When you say I can manage the outlets any way I like this is
wrong. They are managed for me. I want them to not be
retained. I don't have that option.
Now that I understand this I can live with it. But it still
makes no sense to me.
_______________________________________________
That's not what the documentation says and it's not my experience
either. The documentation says (section titled NIB Object
Retention) that each object in the NIB file is created with a
retain count of 1 and then autoreleased. Then they are hooked up
using setValue:forKey: which uses the setter method if it exists.
It also explicitly tells you that if you don't retain the array
of top-level objects you're going to lose them.
So if you have an outlet which is assign, and the setter method
is correct, the object will be created with retain count of 1,
autoreleased, then the setter method will be called and assign it
(no retain) and you do not have to release it. Why do you think
that you do?
I've done this, I have this exact patten in some of my iPhone
code, I have a delegate property which is assign and it is
assigned and it goes away when it's supposed to go away.
OK. The reason I believe that is because I fixed a massive memory
leak a couple days ago that I tracked down to this issue. I built
a simple test application that demonstrates that outlets that have
no properties or have assign properties are retained anyway and
must be released.
Here's my test project:
http://bellsouthpwp2.net/b/r/brians99/projects/TestPropertiesAndOutlets.zip
There are three labels that are outlets. One has a retain
property, one an assign property, and the third no property.
Unless they are released they are never dealloced. All three act
the same.
I'm a bit limited at work, no Mac here, so I took a look with
wordpad .. how nice.
You've defined the actual label pointers as IBOutlet, like this
IBOutlet MyLabel* mLabel1;
and then called the properties label1 etc.
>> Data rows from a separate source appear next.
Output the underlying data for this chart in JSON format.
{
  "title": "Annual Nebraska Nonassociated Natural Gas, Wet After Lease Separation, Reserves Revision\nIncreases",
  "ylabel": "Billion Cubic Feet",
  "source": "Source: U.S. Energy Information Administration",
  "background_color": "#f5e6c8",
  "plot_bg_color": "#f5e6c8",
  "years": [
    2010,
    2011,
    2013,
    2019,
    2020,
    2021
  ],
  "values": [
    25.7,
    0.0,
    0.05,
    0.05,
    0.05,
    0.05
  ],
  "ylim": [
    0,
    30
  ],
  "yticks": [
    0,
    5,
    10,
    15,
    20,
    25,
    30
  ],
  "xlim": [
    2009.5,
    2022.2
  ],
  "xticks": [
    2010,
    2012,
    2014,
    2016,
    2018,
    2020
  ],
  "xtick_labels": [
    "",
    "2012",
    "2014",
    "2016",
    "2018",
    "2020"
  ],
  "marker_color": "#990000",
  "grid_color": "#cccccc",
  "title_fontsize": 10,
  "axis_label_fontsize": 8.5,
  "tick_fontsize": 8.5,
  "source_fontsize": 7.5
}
in your .h file. When you hook them up in IB (I can't open that here
so I'm afraid I can't look) what is the name of the thing you bind
to, label1 or mLabel1? I think you'll find it's mLabel1 right? I
believe what you're doing is accessing the variables DIRECTLY in
each binding because you have defined those at outlets, not the
properties, and in that case yes they get retained as you know and
as the documentation says.
What I think you wanted was this
MyLabel *mLabel1;
@property( nonatomic, assign ) IBOutlet MyLabel *label1;
to define the PROPERTY as the outlet, not the variable.
I think if you'd written your own setters/getters instead of
synthesizing them, as I sometimes do when I really don't know who
the hell is calling me and when, you'd find they didn't get called.
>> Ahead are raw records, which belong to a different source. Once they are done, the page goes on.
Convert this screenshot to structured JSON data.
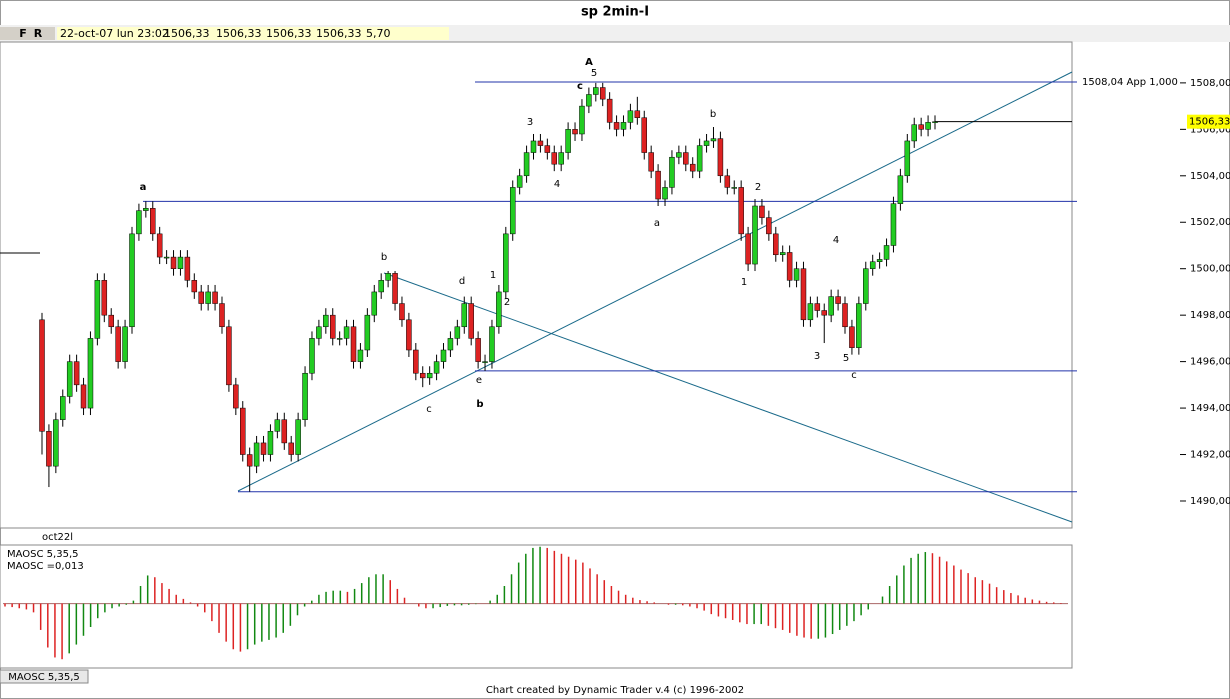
{
  "toolbar": {
    "buttons": [
      "F",
      "R"
    ],
    "fields": [
      "22-oct-07 lun 23:02",
      "1506,33",
      "1506,33",
      "1506,33",
      "1506,33",
      "5,70"
    ]
  },
  "chart_data": [
    {
      "type": "candlestick",
      "title": "sp 2min-I",
      "x_label": "oct22l",
      "up_color": "#22cc22",
      "down_color": "#dd2222",
      "open": [
        1497.8,
        1493,
        1491.5,
        1493.5,
        1494.5,
        1496,
        1495,
        1494,
        1497,
        1499.5,
        1498,
        1497.5,
        1496,
        1497.5,
        1501.5,
        1502.5,
        1502.6,
        1501.5,
        1500.5,
        1500.5,
        1500,
        1500.5,
        1499.5,
        1499,
        1498.5,
        1499,
        1498.5,
        1497.5,
        1495,
        1494,
        1492,
        1491.5,
        1492.5,
        1492,
        1493,
        1493.5,
        1492.5,
        1492,
        1493.5,
        1495.5,
        1497,
        1497.5,
        1498,
        1497,
        1497,
        1497.5,
        1496,
        1496.5,
        1498,
        1499,
        1499.5,
        1499.8,
        1498.5,
        1497.8,
        1496.5,
        1495.5,
        1495.3,
        1495.5,
        1496,
        1496.5,
        1497,
        1497.5,
        1498.5,
        1497,
        1496,
        1496,
        1497.5,
        1499,
        1501.5,
        1503.5,
        1504,
        1505,
        1505.5,
        1505.3,
        1505,
        1504.5,
        1505,
        1506,
        1505.8,
        1507,
        1507.5,
        1507.8,
        1507.3,
        1506.3,
        1506,
        1506.3,
        1506.8,
        1506.5,
        1505,
        1504.2,
        1503,
        1503.5,
        1504.8,
        1505,
        1504.5,
        1504.2,
        1505.3,
        1505.5,
        1505.6,
        1504,
        1503.5,
        1503.5,
        1501.5,
        1500.2,
        1502.7,
        1502.2,
        1501.5,
        1500.6,
        1500.7,
        1499.5,
        1500,
        1497.8,
        1498.5,
        1498.2,
        1498,
        1498.8,
        1498.5,
        1497.5,
        1496.6,
        1498.5,
        1500,
        1500.3,
        1500.4,
        1501,
        1502.8,
        1504,
        1505.5,
        1506.2,
        1506,
        1506.3
      ],
      "high": [
        1498.1,
        1493.3,
        1493.8,
        1494.8,
        1496.3,
        1496.3,
        1495.3,
        1497.3,
        1499.8,
        1499.8,
        1498.3,
        1497.8,
        1497.8,
        1501.8,
        1502.8,
        1502.9,
        1502.9,
        1501.8,
        1500.8,
        1500.8,
        1500.8,
        1500.8,
        1499.8,
        1499.3,
        1499.3,
        1499.3,
        1498.8,
        1497.8,
        1495.3,
        1494.3,
        1492.3,
        1492.8,
        1492.8,
        1493.3,
        1493.8,
        1493.8,
        1492.8,
        1493.8,
        1495.8,
        1497.3,
        1497.8,
        1498.3,
        1498.3,
        1497.3,
        1497.8,
        1497.8,
        1496.8,
        1498.3,
        1499.3,
        1499.8,
        1499.9,
        1499.9,
        1498.8,
        1498.1,
        1496.8,
        1495.8,
        1495.8,
        1496.3,
        1496.8,
        1497.3,
        1497.8,
        1498.8,
        1498.8,
        1497.3,
        1496.3,
        1497.8,
        1499.3,
        1501.8,
        1503.8,
        1504.3,
        1505.3,
        1505.8,
        1505.8,
        1505.6,
        1505.3,
        1505.3,
        1506.3,
        1506.3,
        1507.3,
        1507.8,
        1508,
        1508,
        1507.6,
        1506.6,
        1506.6,
        1507.1,
        1507.4,
        1506.8,
        1505.3,
        1504.5,
        1503.8,
        1505.1,
        1505.3,
        1505.3,
        1504.8,
        1505.6,
        1505.8,
        1506.1,
        1505.9,
        1504.3,
        1503.8,
        1503.8,
        1501.8,
        1503,
        1503,
        1502.5,
        1501.8,
        1501,
        1501,
        1500.3,
        1500.3,
        1498.8,
        1498.8,
        1498.5,
        1499.1,
        1499.1,
        1498.8,
        1497.8,
        1498.8,
        1500.3,
        1500.6,
        1500.7,
        1501.3,
        1503.1,
        1504.3,
        1505.8,
        1506.5,
        1506.5,
        1506.6,
        1506.6
      ],
      "low": [
        1492,
        1490.6,
        1491.2,
        1493.2,
        1494.2,
        1494.7,
        1493.7,
        1493.7,
        1496.7,
        1497.7,
        1497.2,
        1495.7,
        1495.7,
        1497.2,
        1501.2,
        1502.2,
        1501.2,
        1500.2,
        1500.2,
        1499.7,
        1499.7,
        1499.2,
        1498.7,
        1498.2,
        1498.2,
        1498.2,
        1497.2,
        1494.7,
        1493.7,
        1491.7,
        1490.4,
        1491.2,
        1491.7,
        1491.7,
        1492.7,
        1492.2,
        1491.7,
        1491.7,
        1493.2,
        1495.2,
        1496.7,
        1497.2,
        1496.7,
        1496.7,
        1496.7,
        1495.7,
        1495.7,
        1496.2,
        1497.7,
        1498.7,
        1499.2,
        1498.2,
        1497.5,
        1496.2,
        1495.2,
        1494.9,
        1495,
        1495.2,
        1495.7,
        1496.2,
        1496.7,
        1497.2,
        1496.7,
        1495.7,
        1495.6,
        1495.7,
        1497.2,
        1498.7,
        1501.2,
        1503.2,
        1503.7,
        1504.7,
        1505,
        1504.7,
        1504.2,
        1504.2,
        1504.7,
        1505.5,
        1505.5,
        1506.7,
        1507.2,
        1507,
        1506,
        1505.7,
        1505.7,
        1506,
        1506.2,
        1504.7,
        1503.9,
        1502.7,
        1502.7,
        1503.2,
        1504.5,
        1504.2,
        1503.9,
        1503.9,
        1505,
        1505.2,
        1503.7,
        1503.2,
        1503.2,
        1501.2,
        1499.9,
        1499.9,
        1501.9,
        1501.2,
        1500.3,
        1500.3,
        1499.2,
        1499.2,
        1497.5,
        1497.5,
        1497.9,
        1496.8,
        1497.7,
        1498.2,
        1497.2,
        1496.3,
        1496.3,
        1498.2,
        1499.7,
        1500,
        1500.1,
        1500.7,
        1502.5,
        1503.7,
        1505.2,
        1505.7,
        1505.7,
        1506
      ],
      "close": [
        1493,
        1491.5,
        1493.5,
        1494.5,
        1496,
        1495,
        1494,
        1497,
        1499.5,
        1498,
        1497.5,
        1496,
        1497.5,
        1501.5,
        1502.5,
        1502.6,
        1501.5,
        1500.5,
        1500.5,
        1500,
        1500.5,
        1499.5,
        1499,
        1498.5,
        1499,
        1498.5,
        1497.5,
        1495,
        1494,
        1492,
        1491.5,
        1492.5,
        1492,
        1493,
        1493.5,
        1492.5,
        1492,
        1493.5,
        1495.5,
        1497,
        1497.5,
        1498,
        1497,
        1497,
        1497.5,
        1496,
        1496.5,
        1498,
        1499,
        1499.5,
        1499.8,
        1498.5,
        1497.8,
        1496.5,
        1495.5,
        1495.3,
        1495.5,
        1496,
        1496.5,
        1497,
        1497.5,
        1498.5,
        1497,
        1496,
        1496,
        1497.5,
        1499,
        1501.5,
        1503.5,
        1504,
        1505,
        1505.5,
        1505.3,
        1505,
        1504.5,
        1505,
        1506,
        1505.8,
        1507,
        1507.5,
        1507.8,
        1507.3,
        1506.3,
        1506,
        1506.3,
        1506.8,
        1506.5,
        1505,
        1504.2,
        1503,
        1503.5,
        1504.8,
        1505,
        1504.5,
        1504.2,
        1505.3,
        1505.5,
        1505.6,
        1504,
        1503.5,
        1503.5,
        1501.5,
        1500.2,
        1502.7,
        1502.2,
        1501.5,
        1500.6,
        1500.7,
        1499.5,
        1500,
        1497.8,
        1498.5,
        1498.2,
        1498,
        1498.8,
        1498.5,
        1497.5,
        1496.6,
        1498.5,
        1500,
        1500.3,
        1500.4,
        1501,
        1502.8,
        1504,
        1505.5,
        1506.2,
        1506,
        1506.3,
        1506.33
      ],
      "ylim": [
        1488.88,
        1509.76
      ],
      "yticks": [
        {
          "value": 1490,
          "label": "1490,00"
        },
        {
          "value": 1492,
          "label": "1492,00"
        },
        {
          "value": 1494,
          "label": "1494,00"
        },
        {
          "value": 1496,
          "label": "1496,00"
        },
        {
          "value": 1498,
          "label": "1498,00"
        },
        {
          "value": 1500,
          "label": "1500,00"
        },
        {
          "value": 1502,
          "label": "1502,00"
        },
        {
          "value": 1504,
          "label": "1504,00"
        },
        {
          "value": 1506,
          "label": "1506,00"
        },
        {
          "value": 1508,
          "label": "1508,00"
        }
      ],
      "target_level": {
        "value": 1508.04,
        "label": "1508,04 App 1,000"
      },
      "last_price": {
        "value": 1506.33,
        "label": "1506,33"
      },
      "reference_lines": [
        1502.9,
        1495.6,
        1490.4
      ],
      "wave_labels": [
        "a",
        "b",
        "c",
        "d",
        "e",
        "b",
        "1",
        "2",
        "3",
        "4",
        "A",
        "5",
        "c",
        "a",
        "b",
        "2",
        "1",
        "4",
        "3",
        "5",
        "c"
      ]
    },
    {
      "type": "histogram-oscillator",
      "name": "MAOSC 5,35,5",
      "readout": "MAOSC =0,013",
      "tab": "MAOSC 5,35,5",
      "up_color": "#118811",
      "down_color": "#dd2222",
      "ylim": [
        -1.1,
        1.0
      ],
      "values": [
        -0.05,
        -0.06,
        -0.08,
        -0.1,
        -0.15,
        -0.45,
        -0.75,
        -0.92,
        -0.95,
        -0.85,
        -0.7,
        -0.55,
        -0.4,
        -0.25,
        -0.15,
        -0.08,
        -0.05,
        -0.02,
        0.05,
        0.3,
        0.48,
        0.45,
        0.35,
        0.25,
        0.15,
        0.08,
        0.02,
        -0.05,
        -0.15,
        -0.3,
        -0.5,
        -0.65,
        -0.78,
        -0.82,
        -0.78,
        -0.7,
        -0.65,
        -0.62,
        -0.58,
        -0.5,
        -0.38,
        -0.2,
        -0.05,
        0.05,
        0.15,
        0.2,
        0.22,
        0.22,
        0.2,
        0.25,
        0.35,
        0.45,
        0.5,
        0.5,
        0.4,
        0.25,
        0.1,
        0.0,
        -0.05,
        -0.08,
        -0.08,
        -0.06,
        -0.04,
        -0.03,
        -0.03,
        -0.02,
        -0.01,
        0.0,
        0.05,
        0.15,
        0.3,
        0.5,
        0.7,
        0.85,
        0.95,
        0.97,
        0.95,
        0.9,
        0.85,
        0.8,
        0.75,
        0.7,
        0.6,
        0.5,
        0.4,
        0.3,
        0.22,
        0.15,
        0.1,
        0.06,
        0.04,
        0.02,
        0.0,
        -0.02,
        -0.02,
        -0.03,
        -0.05,
        -0.08,
        -0.12,
        -0.18,
        -0.22,
        -0.25,
        -0.28,
        -0.32,
        -0.35,
        -0.35,
        -0.35,
        -0.38,
        -0.42,
        -0.45,
        -0.5,
        -0.55,
        -0.58,
        -0.6,
        -0.6,
        -0.58,
        -0.52,
        -0.45,
        -0.38,
        -0.3,
        -0.2,
        -0.1,
        0.0,
        0.12,
        0.3,
        0.48,
        0.65,
        0.78,
        0.85,
        0.88,
        0.86,
        0.8,
        0.72,
        0.65,
        0.58,
        0.52,
        0.45,
        0.4,
        0.34,
        0.28,
        0.23,
        0.18,
        0.14,
        0.1,
        0.07,
        0.05,
        0.03,
        0.02,
        0.01,
        0.0
      ]
    }
  ],
  "footer": "Chart created by Dynamic Trader v.4  (c) 1996-2002"
}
I sometimes think that |accessInstanceVariablesDirectly is evil and
should be turned off.
I started off using properties and calling them something different
from variables because I was paranoid I'd access them directly, I've
sort of stopped that now as I mostly remember not to do that, but I
can understand why you'd want them differently named.
Normally instance variables and properties share the same name, so it
doesn't matter to Interface Builder where the 'IBOutlet' text appears.
If you're going to give your instance variables different names
though, you need to put the IBOutlet qualifier on the property if you
want it to be used.
In the above example, Interface Builder is going to use '[obj
setValue:someLabel forKeyPath:@"mLabel"]' which won't result in the
setter being used. The problem is the 'mLabel' for the keyPath instead
of 'label'.
The only thing that determines if Interface Builder uses a setter, or
accesses iVars directly is the presence of the setter, and the name of
the outlet. The name of the outlet is used as the keyPath in
setValue:forKeyPath:. The name of the outlet is the name of the
property or instance variable the IBOutlet modifier appears next to.
Interface Builder always calls setValue:forKeyPath:.